I had excellent tempura at Tempura Hasegawa and pleasant tempura at Seiju, both of which have Michelin stars. I tried French food at two star Ryuzu and also at Ete, a tiny restaurant with a female head chef and just a solitary table. I had kaiseki at the recent relocated three star Michelin Ryugin, and sushi at Sushi Arai and also at Kurosaki. The meal at Sushi Arai was stunningly good, as good sushi as I have eaten, and the sushi at Kurosaki was also lovely and above expectations. I also tried tonkatsu at the new Ginza Katsukami, and even continued my quest of finding a decent Indian restaurant at Andhra Dhaba, though sadly my quest continues. Hopefully this and the summary last week gives you a sense of the sheer variety of high class restaurants to be found in Tokyo. Whatever your culinary desire you will find it here, seemingly unless you want a really good Indian meal.

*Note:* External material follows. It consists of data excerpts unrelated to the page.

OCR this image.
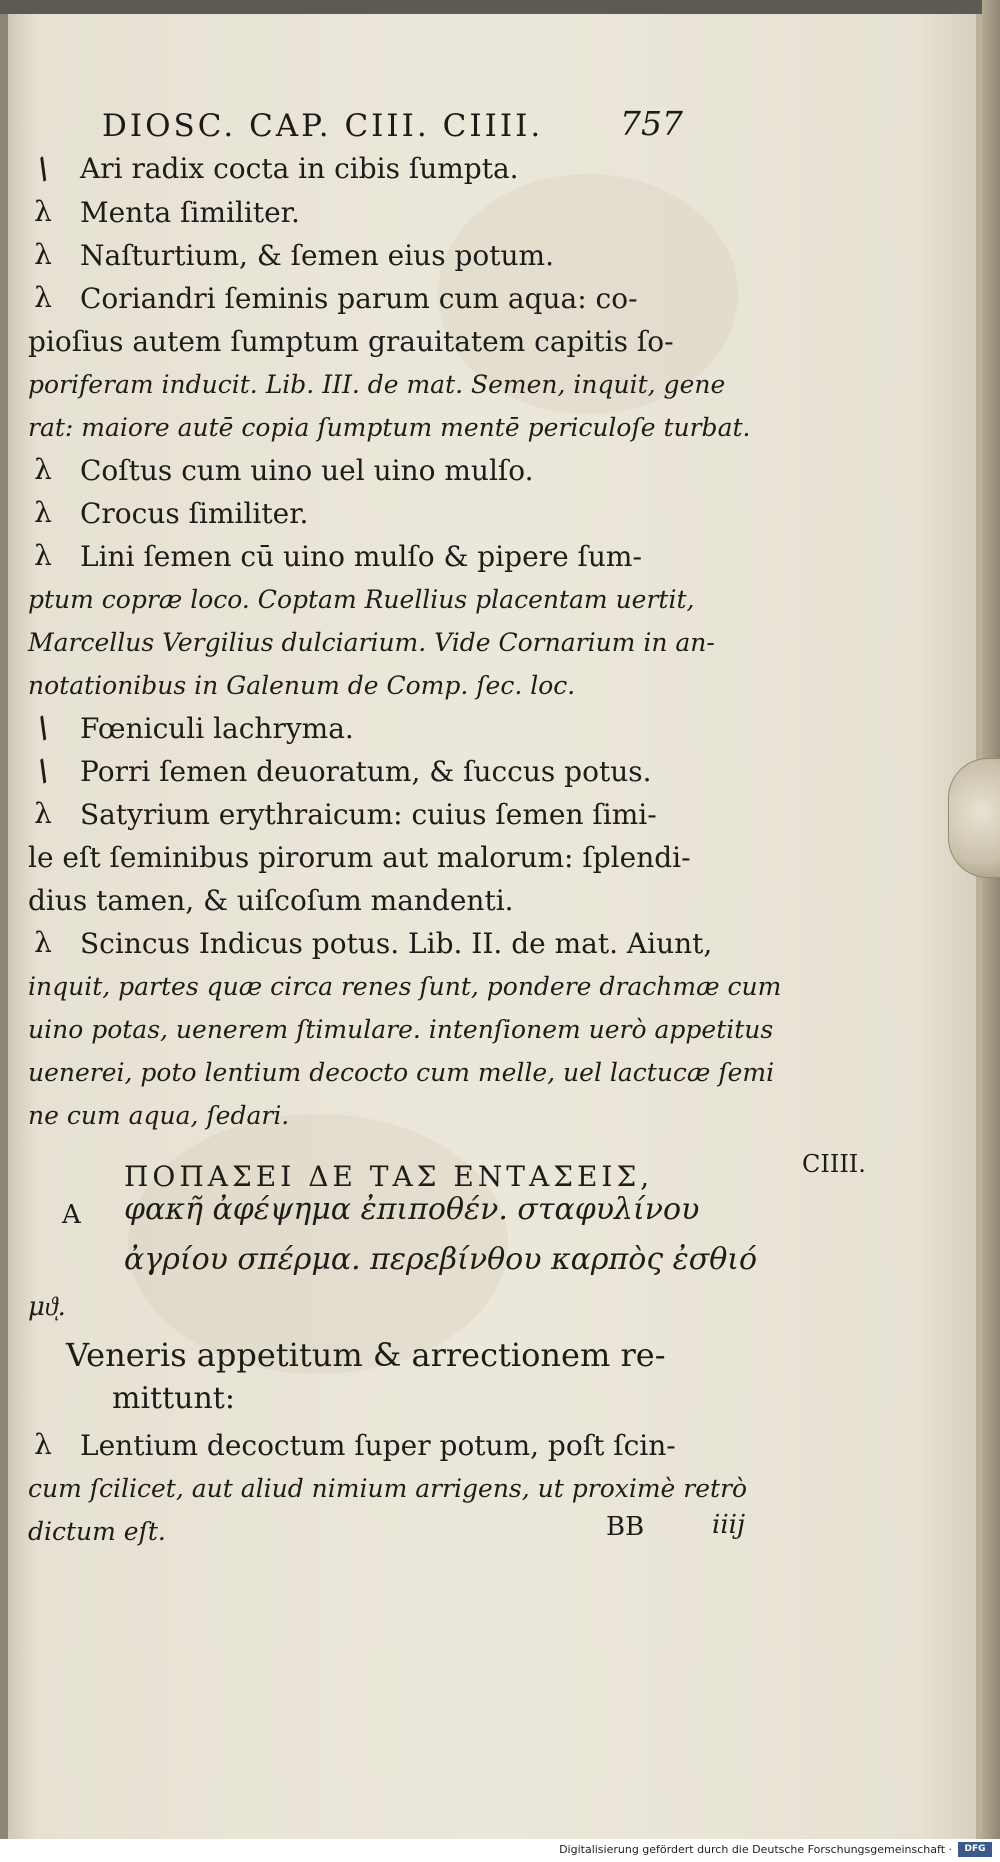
DIOSC. CAP. CIII. CIIII. 757
/ Ari radix cocta in cibis ſumpta.
λ	Menta ſimiliter.
λ	Naſturtium, & ſemen eius potum.
λ	Coriandri ſeminis parum cum aqua: co-
pioſius autem ſumptum grauitatem capitis ſo-
poriferam inducit. Lib. III. de mat. Semen, inquit, gene
rat: maiore autē copia ſumptum mentē periculoſe turbat.
λ	Coſtus cum uino uel uino mulſo.
λ	Crocus ſimiliter.
λ	Lini ſemen cū uino mulſo & pipere ſum-
ptum copræ loco. Coptam Ruellius placentam uertit,
Marcellus Vergilius dulciarium. Vide Cornarium in an-
notationibus in Galenum de Comp. ſec. loc.
/ Fœniculi lachryma.
/ Porri ſemen deuoratum, & ſuccus potus.
λ	Satyrium erythraicum: cuius ſemen ſimi-
le eſt ſeminibus pirorum aut malorum: ſplendi-
dius tamen, & uiſcoſum mandenti.
λ	Scincus Indicus potus. Lib. II. de mat. Aiunt,
inquit, partes quæ circa renes ſunt, pondere drachmæ cum
uino potas, uenerem ſtimulare. intenſionem uerò appetitus
uenerei, poto lentium decocto cum melle, uel lactucæ ſemi
ne cum aqua, ſedari.
ΠΟΠΑΣΕΙ ΔΕ ΤΑΣ ΕΝΤΑΣΕΙΣ,	CIIII.
A φακῆ ἀφέψημα ἐπιποθέν. σταφυλίνου
ἀγρίου σπέρμα. περεβίνθου καρπὸς ἐσθιό
μϑͅ.
Veneris appetitum & arrectionem re-
mittunt:
λ	Lentium decoctum ſuper potum, poſt ſcin-
cum ſcilicet, aut aliud nimium arrigens, ut proximè retrò
dictum eſt.	BB	iiij
Digitalisierung gefördert durch die Deutsche Forschungsgemeinschaft ·	DFG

The UK 2019 guide was published. No change at the 3 star level, with Alain Ducasse at the Dorchester and The Waterside Inn continuing to defy all reason by clinging on to their 3 star ratings. Core came in at 2 stars, and Moor Hall and Kitchen Table were promoted, but no promotion for the Ritz or Hedone. There were stars in London for Brat (yet Kaia Kaipe, on which it is based, has no star?!?), Hide (fair), Sabor (absurd), Leroy, Roganic (fair) and Ikoyi (maybe a touch kind but it is good to reward somewhere so different). Bewilderingly, there was no star for Indian Accent, nor for Noize, nor Beck at Browns (the latter may have been a timing thing as it only opened in April). However if anyone thinks that Benares, say, serves better food than Indian Accent then they have a screw loose.

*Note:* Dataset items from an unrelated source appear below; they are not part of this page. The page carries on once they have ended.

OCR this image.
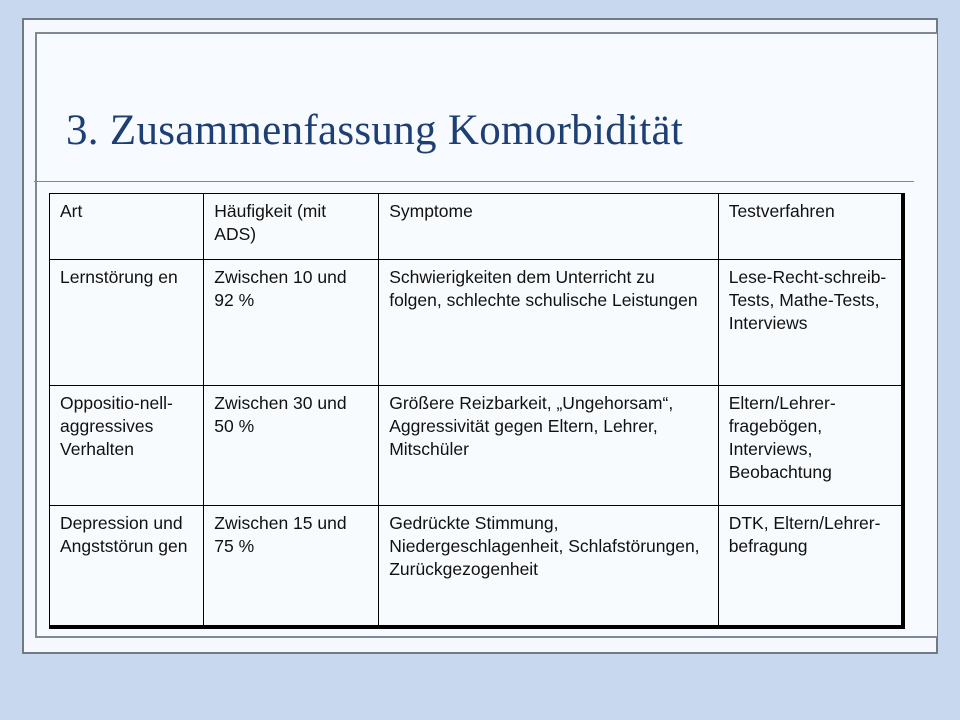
3. Zusammenfassung Komorbidität
Art	Häufigkeit (mit ADS)	Symptome	Testverfahren
Lernstörung en	Zwischen 10 und 92 %	Schwierigkeiten dem Unterricht zu folgen, schlechte schulische Leistungen	Lese-Recht-schreib-Tests, Mathe-Tests, Interviews
Oppositio-nell-aggressives Verhalten	Zwischen 30 und 50 %	Größere Reizbarkeit, „Ungehorsam“, Aggressivität gegen Eltern, Lehrer, Mitschüler	Eltern/Lehrer-fragebögen, Interviews, Beobachtung
Depression und Angststörun gen	Zwischen 15 und 75 %	Gedrückte Stimmung, Niedergeschlagenheit, Schlafstörungen, Zurückgezogenheit	DTK, Eltern/Lehrer-befragung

Elsewhere there were stars for Rogan and Co, Gidleigh Park, Sorrel, the Flitch of Bacon, Olive Tree, Winteringham Fields, Salt, Oxford Kitchen, Fordwich Arms, White Swan, Blackbird and Bulrush. There were some controversial demotions, with Champignon Sauvage down to one star along with Gidleigh Park (but that had a chef change). Other restaurants to lose their stars were Ellory (closed), HKK (closed), Outlaws at The Capital, Jamavar (why?) Lima (finally), Ametsa (at last), and Tamarind (which has been closed for months for refurbishment). Outside the capital, the losers were The Royal Oak, The Butchers Arms, JSW and The Harrow at Little Bedwyn. Probably most shocking is The Box Tree in Ilkley, a restaurant that has held a star for 16 years and indeed had a star in the very first UK guide in 1974. In Scotland, The Boath House was stripped of its star, while Albannach lost its star (rightly) and Martin Wishart at Loch Lomond closed permanently due to a major fire. The UK now has five 3 star restaurants and 19 two stars, as well as 142 one star restaurants (of which 58 are in London, 8 are in Scotland, 7 in Wales, 2 in Northern Ireland, and 67 in England outside London). In Ireland there were new stars for Mews, Miyazaki and Chestnut. Ireland has one two star restaurant (Patrick Guilbaud) and 13 one star restaurants. All in all it was a fairly bewildering set of choices, with nods to the hipster scene but some odd omissions. As to why they would kick the hard working David Everitt-Matthias in the teeth at Champignon Sauvage yet allow the Waterside Inn to sail along producing its current ordinary, overpriced food and keep 3 stars, it is puzzling to say the least.